À force d'accumulation d'anecdotes autour de cas de suicides ou de troubles à la santé mentale, qui auraient été engendré par des discussions avec des chatbots, une nouvelle expression est née aux États-Unis. Elle porte le nom de « AI psychosis », la psychose des IA. Pour le moment, il n'y a rien de scientifique et les études sur le sujet ne font que débuter.
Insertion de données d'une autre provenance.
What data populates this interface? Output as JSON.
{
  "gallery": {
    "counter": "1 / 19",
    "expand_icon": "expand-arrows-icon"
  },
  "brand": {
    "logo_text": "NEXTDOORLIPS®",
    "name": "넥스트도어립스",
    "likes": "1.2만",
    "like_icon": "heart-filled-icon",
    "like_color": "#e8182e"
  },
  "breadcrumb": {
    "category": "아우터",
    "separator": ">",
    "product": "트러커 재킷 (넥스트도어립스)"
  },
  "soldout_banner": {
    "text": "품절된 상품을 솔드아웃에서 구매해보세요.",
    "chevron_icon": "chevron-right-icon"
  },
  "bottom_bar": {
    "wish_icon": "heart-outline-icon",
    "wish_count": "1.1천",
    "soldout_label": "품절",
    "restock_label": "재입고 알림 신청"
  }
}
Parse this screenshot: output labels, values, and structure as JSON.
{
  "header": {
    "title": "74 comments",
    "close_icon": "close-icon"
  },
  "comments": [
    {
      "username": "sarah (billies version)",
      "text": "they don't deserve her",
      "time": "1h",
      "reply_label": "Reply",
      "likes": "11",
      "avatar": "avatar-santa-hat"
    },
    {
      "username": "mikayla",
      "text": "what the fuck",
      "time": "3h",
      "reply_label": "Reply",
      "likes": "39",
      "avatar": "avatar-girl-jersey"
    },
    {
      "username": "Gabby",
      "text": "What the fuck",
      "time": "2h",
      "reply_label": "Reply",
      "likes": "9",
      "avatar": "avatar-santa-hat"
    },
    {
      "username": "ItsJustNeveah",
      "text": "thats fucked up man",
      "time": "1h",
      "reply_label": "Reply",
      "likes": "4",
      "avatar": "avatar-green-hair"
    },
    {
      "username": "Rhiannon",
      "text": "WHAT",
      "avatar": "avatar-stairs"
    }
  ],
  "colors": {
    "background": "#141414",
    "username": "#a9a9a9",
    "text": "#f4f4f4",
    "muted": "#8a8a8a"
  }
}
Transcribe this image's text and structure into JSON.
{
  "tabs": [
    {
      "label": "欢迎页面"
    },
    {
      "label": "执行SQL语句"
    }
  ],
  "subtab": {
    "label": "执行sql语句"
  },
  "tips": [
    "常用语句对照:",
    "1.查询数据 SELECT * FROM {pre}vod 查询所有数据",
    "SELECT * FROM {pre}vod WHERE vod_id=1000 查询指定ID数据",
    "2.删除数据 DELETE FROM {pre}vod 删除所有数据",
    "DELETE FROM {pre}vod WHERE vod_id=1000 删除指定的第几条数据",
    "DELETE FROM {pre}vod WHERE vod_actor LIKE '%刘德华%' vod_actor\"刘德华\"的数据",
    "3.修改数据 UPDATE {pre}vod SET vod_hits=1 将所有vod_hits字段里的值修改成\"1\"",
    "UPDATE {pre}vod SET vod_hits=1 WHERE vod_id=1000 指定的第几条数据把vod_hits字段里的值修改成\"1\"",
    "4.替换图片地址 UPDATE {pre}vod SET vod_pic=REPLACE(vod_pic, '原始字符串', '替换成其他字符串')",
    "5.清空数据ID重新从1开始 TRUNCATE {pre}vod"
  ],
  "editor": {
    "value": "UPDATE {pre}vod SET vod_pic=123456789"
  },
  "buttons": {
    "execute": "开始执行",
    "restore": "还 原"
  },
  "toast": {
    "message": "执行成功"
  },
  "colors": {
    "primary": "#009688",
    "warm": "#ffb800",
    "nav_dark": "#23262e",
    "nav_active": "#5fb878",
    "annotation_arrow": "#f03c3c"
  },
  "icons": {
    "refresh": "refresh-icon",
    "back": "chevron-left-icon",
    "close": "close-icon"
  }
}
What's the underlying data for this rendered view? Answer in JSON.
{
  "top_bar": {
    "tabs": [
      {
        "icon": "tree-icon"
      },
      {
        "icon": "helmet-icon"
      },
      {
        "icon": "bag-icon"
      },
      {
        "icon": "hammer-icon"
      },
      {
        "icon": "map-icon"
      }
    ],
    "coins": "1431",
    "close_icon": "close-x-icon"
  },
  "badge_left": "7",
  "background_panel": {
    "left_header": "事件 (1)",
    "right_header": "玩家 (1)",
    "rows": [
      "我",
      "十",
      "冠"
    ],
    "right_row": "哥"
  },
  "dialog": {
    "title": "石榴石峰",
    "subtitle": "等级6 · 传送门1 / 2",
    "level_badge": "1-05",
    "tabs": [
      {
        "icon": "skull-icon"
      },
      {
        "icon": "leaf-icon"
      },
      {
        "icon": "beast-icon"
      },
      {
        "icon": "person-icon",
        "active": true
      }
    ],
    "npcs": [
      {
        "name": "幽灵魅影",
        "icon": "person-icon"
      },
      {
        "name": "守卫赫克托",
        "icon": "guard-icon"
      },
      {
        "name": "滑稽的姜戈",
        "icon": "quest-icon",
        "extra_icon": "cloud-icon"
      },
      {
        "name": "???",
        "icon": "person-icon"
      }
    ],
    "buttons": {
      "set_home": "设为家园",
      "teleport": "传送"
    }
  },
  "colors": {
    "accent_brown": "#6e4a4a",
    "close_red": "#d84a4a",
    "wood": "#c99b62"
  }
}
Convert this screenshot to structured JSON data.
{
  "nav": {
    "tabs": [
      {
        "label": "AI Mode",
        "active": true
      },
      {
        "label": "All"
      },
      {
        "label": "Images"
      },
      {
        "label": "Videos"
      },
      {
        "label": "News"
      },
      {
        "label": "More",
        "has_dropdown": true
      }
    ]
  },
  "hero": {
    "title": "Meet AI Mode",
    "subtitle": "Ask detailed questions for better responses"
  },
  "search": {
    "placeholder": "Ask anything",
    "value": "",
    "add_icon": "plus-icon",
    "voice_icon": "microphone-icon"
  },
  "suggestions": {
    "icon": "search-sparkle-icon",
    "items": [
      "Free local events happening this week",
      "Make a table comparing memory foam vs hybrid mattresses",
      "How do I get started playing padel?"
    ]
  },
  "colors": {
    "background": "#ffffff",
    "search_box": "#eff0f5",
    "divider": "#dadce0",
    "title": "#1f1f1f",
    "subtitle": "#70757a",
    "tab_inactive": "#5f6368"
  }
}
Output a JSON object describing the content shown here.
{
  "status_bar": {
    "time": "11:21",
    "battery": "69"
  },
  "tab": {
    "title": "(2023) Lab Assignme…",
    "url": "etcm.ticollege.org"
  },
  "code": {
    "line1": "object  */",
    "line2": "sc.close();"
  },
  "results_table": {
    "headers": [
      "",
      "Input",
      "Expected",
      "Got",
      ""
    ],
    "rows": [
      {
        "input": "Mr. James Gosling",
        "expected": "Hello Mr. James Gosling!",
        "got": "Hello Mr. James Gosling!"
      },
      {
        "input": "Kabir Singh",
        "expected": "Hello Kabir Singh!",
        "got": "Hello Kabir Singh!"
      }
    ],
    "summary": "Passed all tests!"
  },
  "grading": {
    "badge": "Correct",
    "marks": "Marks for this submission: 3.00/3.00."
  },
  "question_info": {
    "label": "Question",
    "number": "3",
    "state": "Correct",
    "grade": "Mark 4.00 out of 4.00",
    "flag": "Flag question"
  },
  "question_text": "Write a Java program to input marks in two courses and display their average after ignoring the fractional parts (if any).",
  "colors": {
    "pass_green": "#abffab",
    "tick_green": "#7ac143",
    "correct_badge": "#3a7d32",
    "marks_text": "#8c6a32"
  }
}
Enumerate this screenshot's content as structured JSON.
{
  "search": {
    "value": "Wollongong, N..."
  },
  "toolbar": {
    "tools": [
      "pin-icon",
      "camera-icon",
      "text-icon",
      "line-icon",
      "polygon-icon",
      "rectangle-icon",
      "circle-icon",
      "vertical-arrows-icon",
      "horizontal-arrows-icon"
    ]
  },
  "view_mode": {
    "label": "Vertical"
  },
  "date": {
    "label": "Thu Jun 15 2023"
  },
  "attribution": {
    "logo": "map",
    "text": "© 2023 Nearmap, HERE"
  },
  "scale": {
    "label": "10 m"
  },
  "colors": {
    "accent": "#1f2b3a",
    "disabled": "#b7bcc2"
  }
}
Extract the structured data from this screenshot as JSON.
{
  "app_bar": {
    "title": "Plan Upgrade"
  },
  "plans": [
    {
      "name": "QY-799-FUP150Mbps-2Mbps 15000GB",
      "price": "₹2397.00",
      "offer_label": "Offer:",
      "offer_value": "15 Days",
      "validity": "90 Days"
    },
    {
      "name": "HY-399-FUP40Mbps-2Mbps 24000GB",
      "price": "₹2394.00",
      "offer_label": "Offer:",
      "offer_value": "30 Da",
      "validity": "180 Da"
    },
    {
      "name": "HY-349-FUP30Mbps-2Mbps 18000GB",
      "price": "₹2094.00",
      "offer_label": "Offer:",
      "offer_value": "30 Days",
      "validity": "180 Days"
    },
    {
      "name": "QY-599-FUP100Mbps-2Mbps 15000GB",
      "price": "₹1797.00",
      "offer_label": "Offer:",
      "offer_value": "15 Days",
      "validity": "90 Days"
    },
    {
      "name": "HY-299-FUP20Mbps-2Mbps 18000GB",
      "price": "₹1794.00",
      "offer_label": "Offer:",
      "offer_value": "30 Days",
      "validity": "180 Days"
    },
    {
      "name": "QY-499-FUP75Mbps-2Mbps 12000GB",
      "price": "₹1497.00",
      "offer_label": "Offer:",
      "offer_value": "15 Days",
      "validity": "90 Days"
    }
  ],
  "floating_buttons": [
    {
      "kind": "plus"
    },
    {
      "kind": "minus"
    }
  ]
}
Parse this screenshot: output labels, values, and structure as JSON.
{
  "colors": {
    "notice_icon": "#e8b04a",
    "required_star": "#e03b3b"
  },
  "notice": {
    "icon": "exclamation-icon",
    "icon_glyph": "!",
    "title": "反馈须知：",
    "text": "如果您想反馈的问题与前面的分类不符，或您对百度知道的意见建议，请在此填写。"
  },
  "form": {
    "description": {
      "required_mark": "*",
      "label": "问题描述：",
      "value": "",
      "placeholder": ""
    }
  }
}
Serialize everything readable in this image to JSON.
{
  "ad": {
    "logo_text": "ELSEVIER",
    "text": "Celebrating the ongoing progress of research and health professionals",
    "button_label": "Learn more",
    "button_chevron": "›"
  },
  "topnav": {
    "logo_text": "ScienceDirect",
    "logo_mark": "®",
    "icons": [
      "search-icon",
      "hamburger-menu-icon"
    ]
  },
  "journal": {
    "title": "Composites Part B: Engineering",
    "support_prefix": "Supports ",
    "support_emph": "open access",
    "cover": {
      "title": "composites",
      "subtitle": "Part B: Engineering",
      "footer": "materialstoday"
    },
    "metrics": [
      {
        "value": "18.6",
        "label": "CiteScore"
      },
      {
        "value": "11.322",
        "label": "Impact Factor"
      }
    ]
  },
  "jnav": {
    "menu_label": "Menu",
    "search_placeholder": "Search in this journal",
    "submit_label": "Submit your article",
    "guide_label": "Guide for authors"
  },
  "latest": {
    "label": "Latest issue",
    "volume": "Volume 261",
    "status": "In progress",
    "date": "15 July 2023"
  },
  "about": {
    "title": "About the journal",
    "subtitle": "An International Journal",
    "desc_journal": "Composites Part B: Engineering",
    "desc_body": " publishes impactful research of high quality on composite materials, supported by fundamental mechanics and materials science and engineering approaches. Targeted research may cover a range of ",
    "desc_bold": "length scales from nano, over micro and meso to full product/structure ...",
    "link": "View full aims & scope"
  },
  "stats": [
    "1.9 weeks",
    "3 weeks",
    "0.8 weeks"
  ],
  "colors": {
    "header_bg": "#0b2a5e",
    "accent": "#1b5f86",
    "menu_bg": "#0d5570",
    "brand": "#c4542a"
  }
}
En revanche, des pistes permettent déjà d'évaluer les situations durant lesquelles des situations où des conversations intensives avec une IA semblent contribuer au développement ou à l'aggravation de comportements mentaux pouvant être dangereux chez des personnes prédisposées.

Starting today, memory in ChatGPT can now reference all of your past chats to provide more personalized responses, drawing on your preferences and interests to make it even more helpful for writing, getting advice, learning, and beyond. pic.twitter.com/s9BrWl94iY

— OpenAI (@OpenAI) April 10, 2025
En avril 2024, Sam Altman, le patron d’OpenAI annonçait l’arrivée d’une mémoire permanente dans ChatGPT. Si les médias se sont focalisés sur ce chatbot et les dangers de cette capacité à mémoriser l’historique des conversation, ChatGPT n’est pas la seule IA dotée de cette mémoire. Mais la communication spectaculaire d’OpenAI et la popularité massive de ChatGPT explique pourquoi les critiques autour de ce phénomène de psychose IA sont focalisés sur ce modèle. © OpenAI

Une bonne mémoire qui peut être un désavantage

L'IA apparait comme facteur aggravant chez des individus déjà vulnérables, en raison de sa tendance à confirmer les affirmations de l'utilisateur plutôt qu'à les contredire frontalement. Ce biais, certes utile pour maintenir une conversation fluide, est dangereux lorsqu'il valide des idées manifestement délirantes. Et, il apparait que le phénomène s'est amplifié depuis le dernier trimestre de l'année dernière.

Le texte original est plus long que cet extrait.